I am out of the office today at my ’27 Wolfpack’s Orientation, so this is a pre-post of a column I run each summer

We have a new crop of ’27 students getting ready to join us, and they will have to get accustomed to some of the ways that college is different than high school. One of the things your students might see while in college is a line in faculty and staff members’ email signature that specifies the person’s preferred pronouns. People format these in different ways:

John Doe
[title, department, email, phone#, etc.]
pronouns:  he; him; his; himself

(or)

they/them/theirs (or she/her/hers)

My pronouns are they, them, theirs

Similarly, they may see preferred pronouns on a faculty member’s syllabus for class, or people may invite students to share their pronouns (if they choose) in classes or meetings.

The default position is to assume that a man would use he/him/his, and a woman would use she/her/hers. That may – or may not! – be the way a person would like to identify themselves. So these sig files and introductions help people understand how one would like to be referred to by others.
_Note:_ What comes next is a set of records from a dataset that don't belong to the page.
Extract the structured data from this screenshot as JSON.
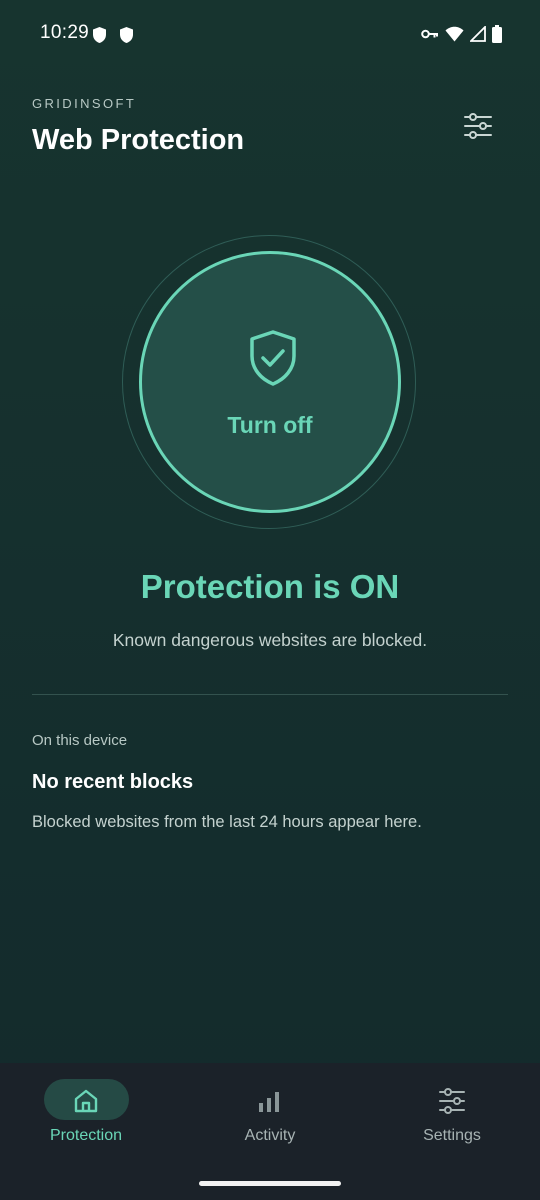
{
  "status_bar": {
    "time": "10:29",
    "left_icons": [
      "shield-icon",
      "shield-icon"
    ],
    "right_icons": [
      "key-icon",
      "wifi-icon",
      "signal-icon",
      "battery-icon"
    ]
  },
  "header": {
    "brand": "GRIDINSOFT",
    "title": "Web Protection",
    "action_icon": "sliders-icon"
  },
  "toggle": {
    "label": "Turn off",
    "icon": "shield-check-icon"
  },
  "protection_status": {
    "heading": "Protection is ON",
    "description": "Known dangerous websites are blocked."
  },
  "device_section": {
    "label": "On this device",
    "heading": "No recent blocks",
    "description": "Blocked websites from the last 24 hours appear here."
  },
  "bottom_nav": {
    "items": [
      {
        "label": "Protection",
        "icon": "home-icon",
        "active": true
      },
      {
        "label": "Activity",
        "icon": "bar-chart-icon",
        "active": false
      },
      {
        "label": "Settings",
        "icon": "sliders-icon",
        "active": false
      }
    ]
  },
  "colors": {
    "background": "#17342f",
    "accent": "#6ad6b7",
    "nav_background": "#1b2229"
  }
}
Preferred pronouns are similar to preferred names: my given name is Elizabeth (and that is the name on all my official documents), but my parents always intended that I would be called Betsy in day-to-day life. Every year in school when roll was called on the first day of classes, my teachers/professors asked for “Elizabeth,” and I had to correct them and tell them I prefer to go by Betsy. Betsy is what I feel comfortable with, and what makes me feel like myself. (Elizabeth is the name I got called when I was in trouble with my parents!)

Using people’s preferred pronouns are an extension of this concept – calling people what they want to be called. And we do it all the time – if I had an an advisee whose name was Andrew but he told me he preferred to be called Andy, I would call him Andy. If that same Andy told me he did not want to be referred to as “he” but preferred to be “they,” that is what I would call them.

This is just a way of making someone comfortable by using the language they prefer. Since college is your student’s home for four years, we want them to feel comfortable here and be called what they want to be called.

As an English major, I used to stumble a little over gender neutral pronouns (I felt strange saying “they are” for a singular person, just because subject-verb agreement was beaten into my head for all my years of schooling). But the more I did it, the more natural it was.

This might be new territory for our incoming students or families, so wanted to bring it up now so if they see sig files in emails they receive from faculty or staff, they know why.